Bêbado em casamento, noivo terá de pagar R$ 45 mil à família da ex

A Justiça do Rio de Janeiro condenou um homem a pagar R$ 45,8 mil de indenização à ex-noiva e ao ex-sogro, por danos morais e materiais. De acordo com a sentença da 12ª Câmara Cível do Tribunal de Justiça do Rio (TJ-RJ), divulgada nesta segunda-feira, José Antônio Proença chegou à cerimônia religiosa de seu casamento "embriagado e agressivo, insultando a noiva e sua família, além de constranger os convidados que chegavam".

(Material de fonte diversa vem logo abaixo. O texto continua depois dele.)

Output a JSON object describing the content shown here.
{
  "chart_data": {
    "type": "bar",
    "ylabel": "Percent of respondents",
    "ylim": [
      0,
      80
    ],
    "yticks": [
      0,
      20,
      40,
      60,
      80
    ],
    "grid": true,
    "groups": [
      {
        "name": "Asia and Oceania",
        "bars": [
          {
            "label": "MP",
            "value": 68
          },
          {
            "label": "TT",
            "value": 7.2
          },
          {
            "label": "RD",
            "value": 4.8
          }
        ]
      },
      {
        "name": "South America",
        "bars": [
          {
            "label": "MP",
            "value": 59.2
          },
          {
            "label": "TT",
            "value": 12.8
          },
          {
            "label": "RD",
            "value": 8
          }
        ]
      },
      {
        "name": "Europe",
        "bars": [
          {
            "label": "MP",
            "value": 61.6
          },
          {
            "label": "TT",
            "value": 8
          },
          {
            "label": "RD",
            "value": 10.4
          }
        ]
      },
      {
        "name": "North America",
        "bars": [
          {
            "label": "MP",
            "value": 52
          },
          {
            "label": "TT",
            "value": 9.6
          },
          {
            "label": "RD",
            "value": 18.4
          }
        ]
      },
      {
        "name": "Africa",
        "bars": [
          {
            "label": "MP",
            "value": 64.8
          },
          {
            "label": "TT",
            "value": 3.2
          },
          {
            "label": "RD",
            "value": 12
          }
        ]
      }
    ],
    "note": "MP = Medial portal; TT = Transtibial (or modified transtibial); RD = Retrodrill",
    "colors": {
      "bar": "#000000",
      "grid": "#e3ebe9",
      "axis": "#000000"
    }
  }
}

José e a ex-noiva, Vanessa Cortez, já estavam casados civilmente quando realizaram a cerimônia religiosa. No dia da celebração, porém, o réu se mostrou agressivo. "De início, estava quase inerte, ao lado de sua mãe, com a fisionomia fechada, como permaneceu todo o tempo. Não olhou para a noiva, não teve atitude carinho com ela, e, ao ser indagado sobre o propósito de se casar, respondeu que já o fizera em 24 de julho, causando constrangimento", afirma a relatora do processo, desembargadora Nanci Mahfuz, citando as filmagens da cerimônia como provas do comportamento do noivo.

Terminada a cerimônia, noivos e convidados seguiram para a festa organizada pelo pai da noiva, Edjalma Tonasse. Mas, ao chegarem ao local, José prosseguiu com as agressões a Vanessa e ao sogro, passando a discutir com os demais familiares da noiva. O tumulto acarretou o cancelamento da festa.

A defesa de José sustentou que a confusão foi provocada pelo pai da noiva, que impunha ao casal suas vontades e controlava a vida dos noivos. O argumento foi rebatido pela relatora. "Se o varão não concordava com o casamento em igreja e com a festa luxuosa para mais de 400 pessoas, conforme se vê das imagens da fita gravada, deveria ter se negado a participar antes. Chegar à igreja e demonstrar insatisfação realmente é atitude agressiva com a noiva e seus pais, causando constrangimento e vergonha em dia importante para a vida de uma mulher", afirma.

Na sentença, a desembargadora ainda cita que, apesar de alegar que era humilhado pelo pai da noiva, José alugou um apartamento de propriedade do sogro, no mesmo prédio onde ele mora. Mesmo sem provar que não concordava com o nível da festa paga pelo sogro, José "não impediu (que a festa) fosse organizada, convidou algumas pessoas de suas relações para comparecerem, e, ao final, o evento foi frustrado pela confusão decorrente de suas atitudes".

"Independente dos motivos trazidos (por José), restou comprovado que o mesmo agiu de forma ofensiva e provocou inegável repercussão psicológica e prejuízos materiais aos autores, por um episódio lamentável e humilhante na vida dos envolvidos", afirmou a relatora. "Não resta dúvida que existiam outras maneiras de resolver a questão, sendo a escolhida pelo autor a pior delas", concluiu.